Thursday, 25 July 2013

I want it now! - An adult tantrum

This YouTube video was posted by someone on Facebook. I'm not usually tempted to view posted videos, but the word 'tantrum' meant that I felt compelled to look.

Here is the video. My comments follow.

I'm going to ignore the obvious questions such as, "why was the husband filming it?" and "wasn't he goading her?" 

I have a feeling that his wife must have done this before, hence the filming.

What really interested me was the actual body language in the tantrum.

I have had and no doubt will continue to have, heated discussions on whether a child can be seen in an adult's body. I say it can, while many people say that that idea is ridiculous.

Forgetting the words, the pitch of the voice and general childish level of verbal communication, it was the woman's body language that fascinated me.

In my opinion, the adult woman seen throwing her legs around, was behaving as I have no doubt she did as a child. Her mind /body had regressed. The 'mini-me' had hijacked her mind and therefore her body.

I wasn't sure that this relationship was particularly healthy, so I wasn't surprised that a 'google' search revealed that the woman is going to sue for divorce.

I suggest she grows up.


Wednesday, 17 July 2013

More tests for 11 year olds - for what precisely?

There has been a suggestion today, put forward by a politician, for national grading of students at 11 years old. I only hope this is electioneering and not to be taken seriously.

I wrote the following in February 2013. It is the unedited copy of the book, 'Are you Chasing Rainbows?" The chapter is on 'Skills and Resources'

"The education system in the UK for the majority of children does not appear to give enough credence to 'natural talents'. The focus seems to be in 'testing and 'grading' the natural talents off the educational radar. Cities, towns and villages all have people, who have been 'written off', who go round saying that they're stupid, but are not.

Adversity can bring out hidden talents. The recession has caused difficulties for many people. Some people, who have had to rely on themselves more, have discovered they are capable of doing all sorts.  I don't recommend war, but World War One and Two, showed women that they could do so much more than housework or office duties.

In 2011 I was in a branch of Waitrose. A floor manager opened a folder of papers, including a matrix for meal break entitlements. It looked a well used piece of paper. I couldn't help but mention that I had designed it and told them the story of it's inception. "Was it difficult to do?", someone asked. "No," I replied. "It just came to me in a meeting."

Designed by someone, so poor at maths, that I wasn't allowed to sit any maths exams at 15 and 16. Designed in 1993 and "not improved by modern technology." I was told by the store manager in 2011. 

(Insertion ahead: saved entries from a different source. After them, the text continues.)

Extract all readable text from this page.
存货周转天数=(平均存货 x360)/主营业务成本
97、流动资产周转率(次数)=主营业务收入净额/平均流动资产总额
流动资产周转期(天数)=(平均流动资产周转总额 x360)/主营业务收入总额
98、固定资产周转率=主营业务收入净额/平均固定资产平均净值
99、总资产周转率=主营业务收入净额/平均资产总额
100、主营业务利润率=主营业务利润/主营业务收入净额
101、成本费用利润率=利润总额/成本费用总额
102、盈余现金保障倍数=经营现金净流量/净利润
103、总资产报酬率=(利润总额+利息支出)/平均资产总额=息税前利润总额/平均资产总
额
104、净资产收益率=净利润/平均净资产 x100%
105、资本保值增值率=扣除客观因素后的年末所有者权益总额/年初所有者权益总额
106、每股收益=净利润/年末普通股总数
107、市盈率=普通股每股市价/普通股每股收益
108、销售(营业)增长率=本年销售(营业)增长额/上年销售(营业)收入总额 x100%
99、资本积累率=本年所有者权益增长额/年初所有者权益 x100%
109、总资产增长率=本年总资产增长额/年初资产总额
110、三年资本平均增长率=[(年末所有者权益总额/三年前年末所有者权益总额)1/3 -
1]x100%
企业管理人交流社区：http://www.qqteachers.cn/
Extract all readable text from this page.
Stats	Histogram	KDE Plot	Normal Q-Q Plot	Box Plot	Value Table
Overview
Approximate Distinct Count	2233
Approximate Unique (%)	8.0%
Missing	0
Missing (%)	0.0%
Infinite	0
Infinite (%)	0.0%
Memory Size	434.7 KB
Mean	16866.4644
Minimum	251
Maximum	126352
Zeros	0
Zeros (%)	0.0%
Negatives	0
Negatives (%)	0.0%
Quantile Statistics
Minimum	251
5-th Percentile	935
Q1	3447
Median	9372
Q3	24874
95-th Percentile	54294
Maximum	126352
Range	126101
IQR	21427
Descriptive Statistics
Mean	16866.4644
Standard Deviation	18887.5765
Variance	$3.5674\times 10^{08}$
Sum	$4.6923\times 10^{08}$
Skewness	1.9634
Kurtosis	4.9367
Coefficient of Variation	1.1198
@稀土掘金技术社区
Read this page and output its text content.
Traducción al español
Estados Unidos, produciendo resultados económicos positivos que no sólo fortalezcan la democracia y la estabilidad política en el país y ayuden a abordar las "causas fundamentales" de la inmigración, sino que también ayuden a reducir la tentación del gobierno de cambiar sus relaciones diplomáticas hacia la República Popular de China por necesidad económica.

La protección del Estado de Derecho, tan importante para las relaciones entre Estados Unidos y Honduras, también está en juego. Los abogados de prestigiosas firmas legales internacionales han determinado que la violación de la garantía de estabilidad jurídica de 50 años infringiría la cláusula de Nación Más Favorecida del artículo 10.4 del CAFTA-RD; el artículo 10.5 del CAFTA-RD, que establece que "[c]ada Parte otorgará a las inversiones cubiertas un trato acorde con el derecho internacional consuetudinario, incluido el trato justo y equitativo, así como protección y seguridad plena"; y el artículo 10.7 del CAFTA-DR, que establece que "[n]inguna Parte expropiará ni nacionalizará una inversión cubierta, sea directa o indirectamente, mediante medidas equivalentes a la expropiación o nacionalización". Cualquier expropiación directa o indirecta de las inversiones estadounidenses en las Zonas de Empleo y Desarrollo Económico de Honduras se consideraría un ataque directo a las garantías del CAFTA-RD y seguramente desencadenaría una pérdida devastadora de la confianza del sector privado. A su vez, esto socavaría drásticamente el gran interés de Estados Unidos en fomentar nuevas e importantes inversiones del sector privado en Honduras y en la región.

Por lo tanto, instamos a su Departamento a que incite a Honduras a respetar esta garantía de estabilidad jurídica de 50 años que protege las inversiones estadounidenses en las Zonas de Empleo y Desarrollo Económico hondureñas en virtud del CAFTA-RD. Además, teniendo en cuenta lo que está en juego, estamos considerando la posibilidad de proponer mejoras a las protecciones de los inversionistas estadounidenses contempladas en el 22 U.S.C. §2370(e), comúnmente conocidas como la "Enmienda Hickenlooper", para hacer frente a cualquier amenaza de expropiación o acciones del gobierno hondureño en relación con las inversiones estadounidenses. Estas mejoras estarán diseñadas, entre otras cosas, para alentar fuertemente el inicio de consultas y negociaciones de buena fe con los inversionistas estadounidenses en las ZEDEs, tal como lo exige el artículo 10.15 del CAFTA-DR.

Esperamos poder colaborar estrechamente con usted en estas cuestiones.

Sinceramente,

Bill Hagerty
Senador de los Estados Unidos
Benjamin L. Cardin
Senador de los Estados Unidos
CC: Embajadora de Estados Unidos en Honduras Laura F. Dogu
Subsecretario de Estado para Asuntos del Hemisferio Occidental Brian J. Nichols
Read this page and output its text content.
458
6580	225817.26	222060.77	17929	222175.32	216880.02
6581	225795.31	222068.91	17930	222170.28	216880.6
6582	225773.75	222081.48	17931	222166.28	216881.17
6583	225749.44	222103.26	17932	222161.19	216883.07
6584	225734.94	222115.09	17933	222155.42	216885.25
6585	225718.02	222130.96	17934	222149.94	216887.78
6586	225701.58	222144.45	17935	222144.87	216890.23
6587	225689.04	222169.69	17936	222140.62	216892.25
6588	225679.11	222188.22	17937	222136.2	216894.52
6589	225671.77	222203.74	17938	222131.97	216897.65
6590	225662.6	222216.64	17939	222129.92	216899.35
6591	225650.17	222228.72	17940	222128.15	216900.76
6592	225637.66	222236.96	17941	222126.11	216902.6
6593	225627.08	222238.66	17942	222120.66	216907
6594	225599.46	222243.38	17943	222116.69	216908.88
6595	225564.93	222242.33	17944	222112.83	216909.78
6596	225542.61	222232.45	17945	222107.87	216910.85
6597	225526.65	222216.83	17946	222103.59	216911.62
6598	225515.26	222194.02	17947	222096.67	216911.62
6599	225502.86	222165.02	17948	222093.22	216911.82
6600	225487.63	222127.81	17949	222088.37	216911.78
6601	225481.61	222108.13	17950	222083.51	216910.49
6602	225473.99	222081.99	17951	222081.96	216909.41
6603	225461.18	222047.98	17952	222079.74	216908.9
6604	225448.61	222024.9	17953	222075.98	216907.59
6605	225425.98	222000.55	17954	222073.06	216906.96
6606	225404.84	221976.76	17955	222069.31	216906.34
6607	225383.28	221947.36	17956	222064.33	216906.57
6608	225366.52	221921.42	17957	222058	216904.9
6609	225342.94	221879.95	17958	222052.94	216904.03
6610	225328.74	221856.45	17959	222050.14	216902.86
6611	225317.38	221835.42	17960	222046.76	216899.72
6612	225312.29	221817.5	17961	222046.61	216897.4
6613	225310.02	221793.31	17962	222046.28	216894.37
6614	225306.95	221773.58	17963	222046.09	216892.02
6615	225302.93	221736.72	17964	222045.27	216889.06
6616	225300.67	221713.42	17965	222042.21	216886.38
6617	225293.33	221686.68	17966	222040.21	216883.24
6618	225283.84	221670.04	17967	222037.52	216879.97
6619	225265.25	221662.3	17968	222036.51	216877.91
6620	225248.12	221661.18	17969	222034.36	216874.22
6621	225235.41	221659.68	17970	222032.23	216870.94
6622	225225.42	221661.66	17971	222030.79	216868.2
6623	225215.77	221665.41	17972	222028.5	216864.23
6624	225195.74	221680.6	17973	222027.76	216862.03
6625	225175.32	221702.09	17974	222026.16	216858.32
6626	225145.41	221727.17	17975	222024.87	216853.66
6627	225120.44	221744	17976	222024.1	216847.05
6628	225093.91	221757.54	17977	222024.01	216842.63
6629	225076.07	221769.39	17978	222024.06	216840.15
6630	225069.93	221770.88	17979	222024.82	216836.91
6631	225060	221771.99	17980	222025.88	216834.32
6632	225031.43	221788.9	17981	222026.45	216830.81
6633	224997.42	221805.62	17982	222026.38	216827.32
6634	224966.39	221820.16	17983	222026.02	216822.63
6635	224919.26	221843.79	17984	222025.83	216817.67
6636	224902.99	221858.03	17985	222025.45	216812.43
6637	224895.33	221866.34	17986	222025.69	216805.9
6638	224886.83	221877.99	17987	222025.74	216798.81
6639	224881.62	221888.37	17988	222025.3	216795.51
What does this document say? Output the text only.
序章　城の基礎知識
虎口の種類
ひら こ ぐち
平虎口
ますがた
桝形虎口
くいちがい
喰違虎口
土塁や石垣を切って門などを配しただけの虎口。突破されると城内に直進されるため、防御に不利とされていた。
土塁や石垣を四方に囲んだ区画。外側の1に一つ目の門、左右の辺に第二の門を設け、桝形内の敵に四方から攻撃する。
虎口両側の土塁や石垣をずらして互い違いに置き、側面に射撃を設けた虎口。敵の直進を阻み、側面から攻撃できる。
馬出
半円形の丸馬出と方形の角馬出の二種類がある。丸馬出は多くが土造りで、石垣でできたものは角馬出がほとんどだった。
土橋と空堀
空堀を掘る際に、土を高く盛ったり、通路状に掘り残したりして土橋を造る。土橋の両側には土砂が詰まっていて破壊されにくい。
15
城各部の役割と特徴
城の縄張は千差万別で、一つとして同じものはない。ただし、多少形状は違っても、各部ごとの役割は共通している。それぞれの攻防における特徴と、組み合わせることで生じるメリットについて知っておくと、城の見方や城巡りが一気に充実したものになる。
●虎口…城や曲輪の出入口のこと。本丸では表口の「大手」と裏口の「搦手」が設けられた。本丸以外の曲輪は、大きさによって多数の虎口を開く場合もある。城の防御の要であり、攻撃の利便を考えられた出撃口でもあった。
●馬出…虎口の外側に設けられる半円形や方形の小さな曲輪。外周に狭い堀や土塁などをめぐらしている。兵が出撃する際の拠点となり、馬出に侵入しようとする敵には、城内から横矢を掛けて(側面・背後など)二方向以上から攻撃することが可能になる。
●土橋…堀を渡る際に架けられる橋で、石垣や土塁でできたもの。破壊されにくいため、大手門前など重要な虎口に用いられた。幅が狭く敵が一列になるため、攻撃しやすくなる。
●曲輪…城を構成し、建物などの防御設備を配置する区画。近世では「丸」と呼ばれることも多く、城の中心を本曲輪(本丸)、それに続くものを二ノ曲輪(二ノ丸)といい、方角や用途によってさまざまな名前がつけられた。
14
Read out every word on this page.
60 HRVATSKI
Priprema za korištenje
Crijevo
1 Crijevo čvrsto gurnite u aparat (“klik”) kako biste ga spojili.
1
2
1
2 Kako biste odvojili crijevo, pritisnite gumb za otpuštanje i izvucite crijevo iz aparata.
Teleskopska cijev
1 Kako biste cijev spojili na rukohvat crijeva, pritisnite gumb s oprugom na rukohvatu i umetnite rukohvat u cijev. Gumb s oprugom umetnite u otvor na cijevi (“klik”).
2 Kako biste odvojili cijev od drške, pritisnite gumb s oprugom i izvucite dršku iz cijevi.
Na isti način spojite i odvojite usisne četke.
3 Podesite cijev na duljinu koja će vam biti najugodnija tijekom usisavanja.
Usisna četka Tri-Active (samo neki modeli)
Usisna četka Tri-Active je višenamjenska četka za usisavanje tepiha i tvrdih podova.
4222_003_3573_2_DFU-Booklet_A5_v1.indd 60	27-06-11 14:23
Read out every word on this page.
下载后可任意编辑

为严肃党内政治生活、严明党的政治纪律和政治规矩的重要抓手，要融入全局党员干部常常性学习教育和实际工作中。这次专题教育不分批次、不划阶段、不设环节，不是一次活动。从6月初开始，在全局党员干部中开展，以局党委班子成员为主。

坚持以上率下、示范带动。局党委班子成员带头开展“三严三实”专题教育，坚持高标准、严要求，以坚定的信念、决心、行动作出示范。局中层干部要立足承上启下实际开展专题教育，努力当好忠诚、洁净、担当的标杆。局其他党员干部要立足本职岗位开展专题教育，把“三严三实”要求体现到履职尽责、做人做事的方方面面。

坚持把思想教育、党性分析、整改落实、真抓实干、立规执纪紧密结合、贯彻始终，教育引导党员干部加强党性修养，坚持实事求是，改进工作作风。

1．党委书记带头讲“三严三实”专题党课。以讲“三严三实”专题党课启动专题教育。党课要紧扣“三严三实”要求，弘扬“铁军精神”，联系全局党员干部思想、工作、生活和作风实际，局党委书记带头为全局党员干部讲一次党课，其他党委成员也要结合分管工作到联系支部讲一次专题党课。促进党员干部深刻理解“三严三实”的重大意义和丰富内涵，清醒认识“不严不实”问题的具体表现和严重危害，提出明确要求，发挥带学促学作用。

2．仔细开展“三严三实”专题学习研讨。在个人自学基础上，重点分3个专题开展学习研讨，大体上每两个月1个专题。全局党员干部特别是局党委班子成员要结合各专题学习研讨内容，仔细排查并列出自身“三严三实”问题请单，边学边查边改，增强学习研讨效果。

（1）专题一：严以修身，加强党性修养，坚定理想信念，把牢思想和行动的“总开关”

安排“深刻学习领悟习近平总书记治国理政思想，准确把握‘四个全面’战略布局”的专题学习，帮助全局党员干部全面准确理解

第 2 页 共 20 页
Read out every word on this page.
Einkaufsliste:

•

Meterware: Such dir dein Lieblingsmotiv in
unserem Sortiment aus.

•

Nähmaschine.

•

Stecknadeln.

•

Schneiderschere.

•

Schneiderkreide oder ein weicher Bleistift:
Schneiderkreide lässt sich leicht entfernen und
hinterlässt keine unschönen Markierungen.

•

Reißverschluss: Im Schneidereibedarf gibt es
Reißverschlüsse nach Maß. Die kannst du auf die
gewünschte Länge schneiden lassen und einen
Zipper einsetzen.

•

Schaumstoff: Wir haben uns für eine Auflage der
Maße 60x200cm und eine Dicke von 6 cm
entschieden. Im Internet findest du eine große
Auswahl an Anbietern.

At the time, I was given a £100 bonus for 'a good idea', but not before someone from head office had come to the shop to check that the design really was the work of the lowly checkout manger using her own innate talents. Something, that a department of people in head office had not been able to do. "

In my mid 30s, I started at Waitrose as a shelf filler. My education had not suggested that I was capable of any other role in retailing other than serving.  I looked around at the people managing me and thought that I could do the same as them, if not better.  With thanks to John Lewis Partnership, they put me on a management training scheme. I did well, until I tried to run before I could walk, but that's another blog (and chapter in the book).

After my rise and fall, I rose again. At an annual appraisal, I was overwhelmed to see a list of positive attributes. It mentioned skills such as leadership, loyalty, motivator and incisive intelligence amongst many others. I couldn't believe what I was reading.  But I could not have taken an exam in one of those skills, though maybe there were signs, even in primary school. "Would do better, if she concentrated on her own work and didn't try to help others."

At 11 years old I was a school failure.

Forty years later, at a reunion I had organised, I met the brightest pupil in our year. The one, whose name was all over the honour boards.  She had burnt out and retrained as an aromatherapist.

I also met another pupil from 'top stream'. She told me, "we were told not to mix with bottom stream. We were told you were stupid. You're not, are you?"


But that was a long time ago, things have changed. Have they? I was surprised to hear the Head of Sixth Form from my old school on the radio last month. The news item was about the pupils receiving 'stand-up comedy' lessons to help them in debates. When asked by the presenter, why this was necessary, her reply was something like, " the girls are clever, this is a very academic school, but I was appalled when I heard them in a Public Speaking Competition with boys. Their self-esteem is so poor, that they were demolished." "Learning to do stand-up comedy has helped."

I winced. Yet more young adults with high IQs and low EQs,  being let loose in the world where it might be more use to be emotionally mature too. 

This is not to say that all the boys will have high EQs, because that is most unlikely. But their self-belief is higher. It's also interesting to note that at 11 years old, boys generally lag behind girls in several areas of brain maturation. They catch-up through the teenage years.

So, no tests at 11 years old? Well maybe some. 

Tests in emotional intelligence please.